Direct mutual fund plans added more investor accounts than regular plans in fiscal year 2026, bucking expectations of market volatility. By February, direct plans added about 21 million investor accounts, significantly outpacing the 15 million added to regular plans.
Gold and Silver ETFs Drive Unexpected Growth
This stronger performance from direct plans, usually favored in good markets, coincided with a surge in investor interest in gold and silver ETFs and fund of funds (FoFs). Inflows and folio additions for precious metals surged in the latter half of FY26, driven by rising prices and geopolitical uncertainties.
Fintech Platforms Fueling DIY Trend
Fund officials and industry experts attribute the ongoing shift to direct plans to a post-Covid trend. Fintech platforms are key, offering easier investment and highlighting direct plans' cost savings by avoiding distributor commissions. Aashish Somaiyaa, CEO of WhiteOak Capital MF, credits fintech accessibility and AMFI's 'MF Sahi Hai' campaign for this strong growth.

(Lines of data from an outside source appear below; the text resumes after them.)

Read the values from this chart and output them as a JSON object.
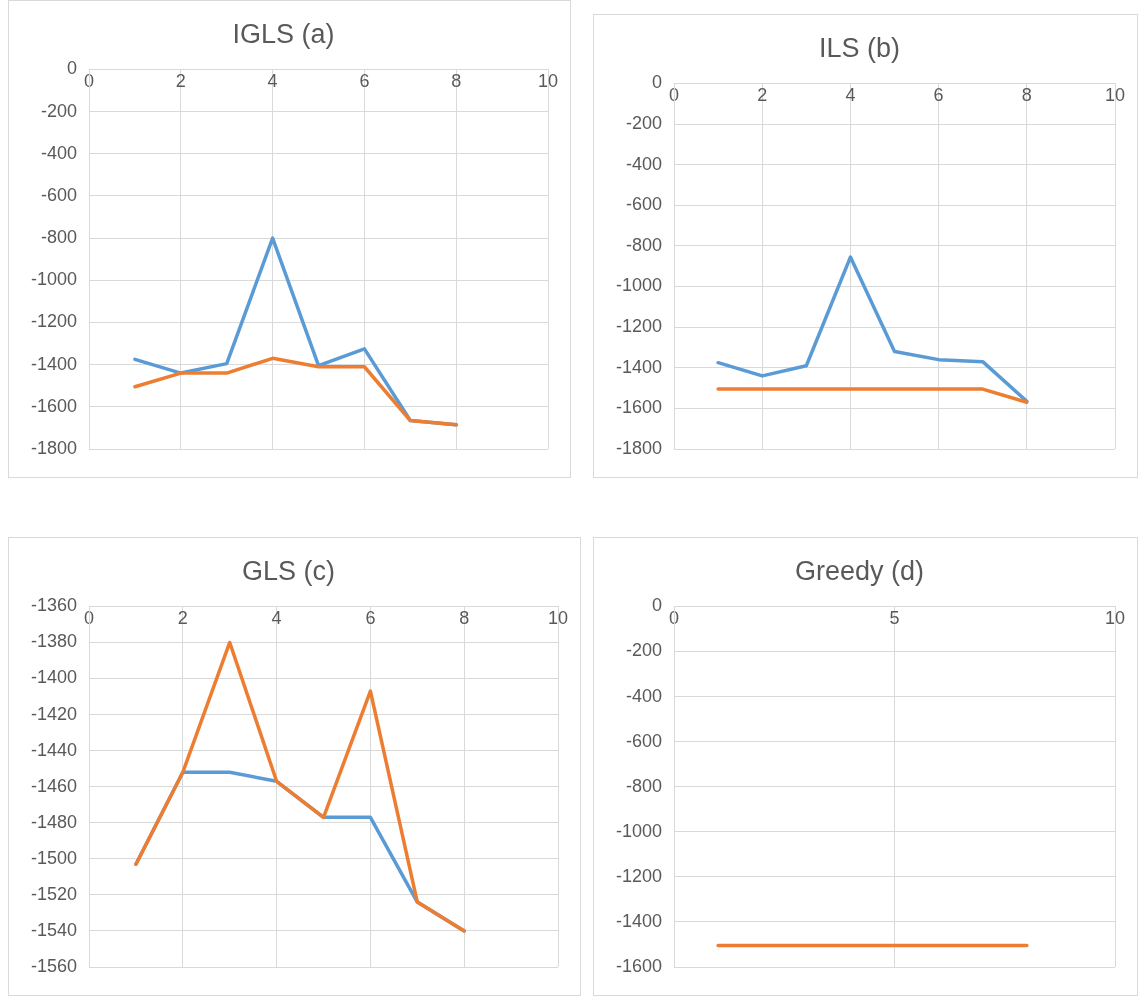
{
  "chart_data": [
    {
      "type": "line",
      "title": "IGLS (a)",
      "x": [
        1,
        2,
        3,
        4,
        5,
        6,
        7,
        8
      ],
      "xlim": [
        0,
        10
      ],
      "xticks": [
        0,
        2,
        4,
        6,
        8,
        10
      ],
      "ylim": [
        -1800,
        0
      ],
      "yticks": [
        -1800,
        -1600,
        -1400,
        -1200,
        -1000,
        -800,
        -600,
        -400,
        -200,
        0
      ],
      "grid": true,
      "series": [
        {
          "color": "#5b9bd5",
          "values": [
            -1375,
            -1440,
            -1395,
            -800,
            -1405,
            -1325,
            -1665,
            -1685
          ]
        },
        {
          "color": "#ed7d31",
          "values": [
            -1505,
            -1440,
            -1440,
            -1370,
            -1410,
            -1410,
            -1665,
            -1685
          ]
        }
      ]
    },
    {
      "type": "line",
      "title": "ILS (b)",
      "x": [
        1,
        2,
        3,
        4,
        5,
        6,
        7,
        8
      ],
      "xlim": [
        0,
        10
      ],
      "xticks": [
        0,
        2,
        4,
        6,
        8,
        10
      ],
      "ylim": [
        -1800,
        0
      ],
      "yticks": [
        -1800,
        -1600,
        -1400,
        -1200,
        -1000,
        -800,
        -600,
        -400,
        -200,
        0
      ],
      "grid": true,
      "series": [
        {
          "color": "#5b9bd5",
          "values": [
            -1375,
            -1440,
            -1390,
            -855,
            -1320,
            -1360,
            -1370,
            -1565
          ]
        },
        {
          "color": "#ed7d31",
          "values": [
            -1505,
            -1505,
            -1505,
            -1505,
            -1505,
            -1505,
            -1505,
            -1570
          ]
        }
      ]
    },
    {
      "type": "line",
      "title": "GLS (c)",
      "x": [
        1,
        2,
        3,
        4,
        5,
        6,
        7,
        8
      ],
      "xlim": [
        0,
        10
      ],
      "xticks": [
        0,
        2,
        4,
        6,
        8,
        10
      ],
      "ylim": [
        -1560,
        -1360
      ],
      "yticks": [
        -1560,
        -1540,
        -1520,
        -1500,
        -1480,
        -1460,
        -1440,
        -1420,
        -1400,
        -1380,
        -1360
      ],
      "grid": true,
      "series": [
        {
          "color": "#5b9bd5",
          "values": [
            -1503,
            -1452,
            -1452,
            -1457,
            -1477,
            -1477,
            -1524,
            -1540
          ]
        },
        {
          "color": "#ed7d31",
          "values": [
            -1503,
            -1452,
            -1380,
            -1457,
            -1477,
            -1407,
            -1524,
            -1540
          ]
        }
      ]
    },
    {
      "type": "line",
      "title": "Greedy (d)",
      "x": [
        1,
        2,
        3,
        4,
        5,
        6,
        7,
        8
      ],
      "xlim": [
        0,
        10
      ],
      "xticks": [
        0,
        5,
        10
      ],
      "ylim": [
        -1600,
        0
      ],
      "yticks": [
        -1600,
        -1400,
        -1200,
        -1000,
        -800,
        -600,
        -400,
        -200,
        0
      ],
      "grid": true,
      "series": [
        {
          "color": "#ed7d31",
          "values": [
            -1505,
            -1505,
            -1505,
            -1505,
            -1505,
            -1505,
            -1505,
            -1505
          ]
        }
      ]
    }
  ]
}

Cost-Consciousness Sharper in Volatile Markets
Dhirendra Kumar, CEO of Value Research, highlighted increasing investor awareness of regular plans' higher costs. He noted that transparency from platforms and regulators like SEBI makes these costs clear, simplifying investor choices. Market volatility, rather than deterring this trend, sharpens cost-consciousness. Every basis point of expense drag hits returns harder during downturns.
Despite direct plans' faster growth, overall investor additions across the industry moderated in FY26. By February, 36 million new folios were added, down from 56.2 million the prior year. This suggests cautious retail investor sentiment, even as a growing segment chooses direct, lower-cost options.